Around this time, Poland and Russia went to war.
Witold fought in many battles often sneaking behind enemy lines.
He survived the war, and then joined another one.
He fought against the Germans in World War II.
During the invasion of Poland, Witold and his platoon took out seven German tanks and three airplanes.
But it wasn't enough.
Poland was overrun by the Germans
The Polish general put out an order for all surviving soldiers to retreat to France.
But Witold disobeyed that order.
He stayed in Poland and founded the Secret Polish Army.
They were a resistance group that would fight the Germans from the shadows.
And this is where Witold Pilecki would show how brave he really was.
The Germans had opened a secret camp in Poland called Auschwitz.
No one knew what went on there.
But they knew that Jewish people and political enemies were getting sent there and never returning.
So Witold decided to get himself captured and sent to Auschwitz so he could report on what happened inside.
And he did it.
His underground network found out that the Germans would be raiding a neighborhood looking for resistance fighters.
So Witold made sure he was there for the raid.
He got picked up by the police and sent to Auschwitz.
While in the prison, he was forced to do slave labor and caught pneumonia.
But he also made reports about the atrocities going on inside.
He was a prisoner for three years.
Then he decided it was time to escape.
He tricked the German soldiers watching him into a shed, barricaded the door, cut the phone lines, and took off running.

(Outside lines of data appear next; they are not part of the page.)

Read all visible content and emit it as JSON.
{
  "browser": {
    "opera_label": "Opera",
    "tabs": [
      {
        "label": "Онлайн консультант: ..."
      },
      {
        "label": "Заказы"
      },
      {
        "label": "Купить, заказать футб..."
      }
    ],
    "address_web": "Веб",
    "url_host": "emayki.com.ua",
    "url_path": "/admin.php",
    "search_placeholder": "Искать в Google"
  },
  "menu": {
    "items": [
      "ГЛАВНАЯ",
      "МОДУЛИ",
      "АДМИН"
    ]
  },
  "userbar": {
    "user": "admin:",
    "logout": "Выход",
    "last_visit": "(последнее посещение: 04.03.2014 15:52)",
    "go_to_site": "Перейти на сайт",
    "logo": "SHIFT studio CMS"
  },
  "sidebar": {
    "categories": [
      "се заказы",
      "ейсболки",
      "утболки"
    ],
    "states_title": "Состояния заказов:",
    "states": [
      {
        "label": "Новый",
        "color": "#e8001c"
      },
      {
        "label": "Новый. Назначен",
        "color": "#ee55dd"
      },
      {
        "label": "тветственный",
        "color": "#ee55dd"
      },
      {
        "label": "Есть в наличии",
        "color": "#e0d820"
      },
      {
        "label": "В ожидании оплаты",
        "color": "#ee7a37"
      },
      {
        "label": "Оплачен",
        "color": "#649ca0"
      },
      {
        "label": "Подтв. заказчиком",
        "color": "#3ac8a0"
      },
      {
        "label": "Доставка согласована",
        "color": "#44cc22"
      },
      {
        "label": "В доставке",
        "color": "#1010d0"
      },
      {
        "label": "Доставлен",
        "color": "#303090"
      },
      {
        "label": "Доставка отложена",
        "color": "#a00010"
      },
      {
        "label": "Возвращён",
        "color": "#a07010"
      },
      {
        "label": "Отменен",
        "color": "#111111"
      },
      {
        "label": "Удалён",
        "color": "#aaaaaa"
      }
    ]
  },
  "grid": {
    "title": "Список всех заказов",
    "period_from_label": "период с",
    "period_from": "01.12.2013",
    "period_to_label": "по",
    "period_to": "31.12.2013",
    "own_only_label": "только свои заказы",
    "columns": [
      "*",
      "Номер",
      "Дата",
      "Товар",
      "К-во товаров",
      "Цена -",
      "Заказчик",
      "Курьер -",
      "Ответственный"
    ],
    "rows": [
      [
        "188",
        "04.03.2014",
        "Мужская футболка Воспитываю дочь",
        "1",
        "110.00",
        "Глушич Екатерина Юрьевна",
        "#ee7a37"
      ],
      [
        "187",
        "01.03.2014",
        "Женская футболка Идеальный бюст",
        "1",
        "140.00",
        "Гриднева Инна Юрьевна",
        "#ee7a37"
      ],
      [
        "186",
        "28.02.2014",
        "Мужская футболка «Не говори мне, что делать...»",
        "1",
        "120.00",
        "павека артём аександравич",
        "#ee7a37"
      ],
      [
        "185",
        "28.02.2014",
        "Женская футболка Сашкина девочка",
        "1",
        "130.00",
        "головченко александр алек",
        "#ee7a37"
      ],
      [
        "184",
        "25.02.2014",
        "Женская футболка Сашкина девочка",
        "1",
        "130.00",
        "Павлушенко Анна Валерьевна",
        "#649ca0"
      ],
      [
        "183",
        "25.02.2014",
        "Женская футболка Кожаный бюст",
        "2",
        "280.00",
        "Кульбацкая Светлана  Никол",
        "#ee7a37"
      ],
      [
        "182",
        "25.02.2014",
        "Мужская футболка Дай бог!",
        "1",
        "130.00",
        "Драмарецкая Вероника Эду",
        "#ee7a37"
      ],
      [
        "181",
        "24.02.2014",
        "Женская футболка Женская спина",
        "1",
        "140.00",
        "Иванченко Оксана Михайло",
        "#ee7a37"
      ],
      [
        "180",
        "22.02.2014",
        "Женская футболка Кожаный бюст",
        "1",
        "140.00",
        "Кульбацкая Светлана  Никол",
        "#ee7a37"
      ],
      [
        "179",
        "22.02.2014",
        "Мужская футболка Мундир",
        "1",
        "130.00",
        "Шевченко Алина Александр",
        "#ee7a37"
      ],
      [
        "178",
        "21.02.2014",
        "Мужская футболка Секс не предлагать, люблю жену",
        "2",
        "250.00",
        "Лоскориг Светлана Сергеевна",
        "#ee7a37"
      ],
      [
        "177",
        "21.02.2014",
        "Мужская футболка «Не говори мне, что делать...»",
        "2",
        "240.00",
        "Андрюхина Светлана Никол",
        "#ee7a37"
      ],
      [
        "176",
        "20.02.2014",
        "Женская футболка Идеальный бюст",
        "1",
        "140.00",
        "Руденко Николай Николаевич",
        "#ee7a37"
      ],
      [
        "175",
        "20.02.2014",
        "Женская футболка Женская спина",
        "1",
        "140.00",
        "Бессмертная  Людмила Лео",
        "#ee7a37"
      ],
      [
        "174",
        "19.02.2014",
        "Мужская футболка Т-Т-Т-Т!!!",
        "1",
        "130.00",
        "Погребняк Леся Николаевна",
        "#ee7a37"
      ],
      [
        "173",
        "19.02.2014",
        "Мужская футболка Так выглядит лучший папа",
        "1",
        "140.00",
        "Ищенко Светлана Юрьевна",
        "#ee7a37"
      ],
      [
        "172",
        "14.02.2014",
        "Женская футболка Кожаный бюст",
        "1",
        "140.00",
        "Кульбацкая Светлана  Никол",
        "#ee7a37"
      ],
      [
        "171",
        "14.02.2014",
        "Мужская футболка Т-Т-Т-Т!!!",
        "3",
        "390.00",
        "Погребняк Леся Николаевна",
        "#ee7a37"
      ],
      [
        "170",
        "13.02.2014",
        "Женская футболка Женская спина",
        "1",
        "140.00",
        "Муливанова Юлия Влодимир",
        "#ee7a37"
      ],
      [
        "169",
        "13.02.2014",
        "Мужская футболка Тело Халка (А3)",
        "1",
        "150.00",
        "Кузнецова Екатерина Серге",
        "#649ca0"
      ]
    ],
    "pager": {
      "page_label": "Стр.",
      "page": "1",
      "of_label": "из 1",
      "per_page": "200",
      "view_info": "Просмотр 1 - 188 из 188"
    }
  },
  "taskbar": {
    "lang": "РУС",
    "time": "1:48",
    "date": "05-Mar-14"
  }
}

He made it to a safehouse just in time to join a full scale rebellion against the Germans.
But the rebellion failed.
He spent the next year as a POW in a germen prison camp.
Then World War II ended and he was released.
But after the war, the Russians installed a communist government in Poland.
Witold remained loyal to the Polish government that had been exiled.
And for that, the communists tortured and killed him.
There haven't been as many people on Earth who were as brave as Witold Pilecki, and that makes him a poster worthy person.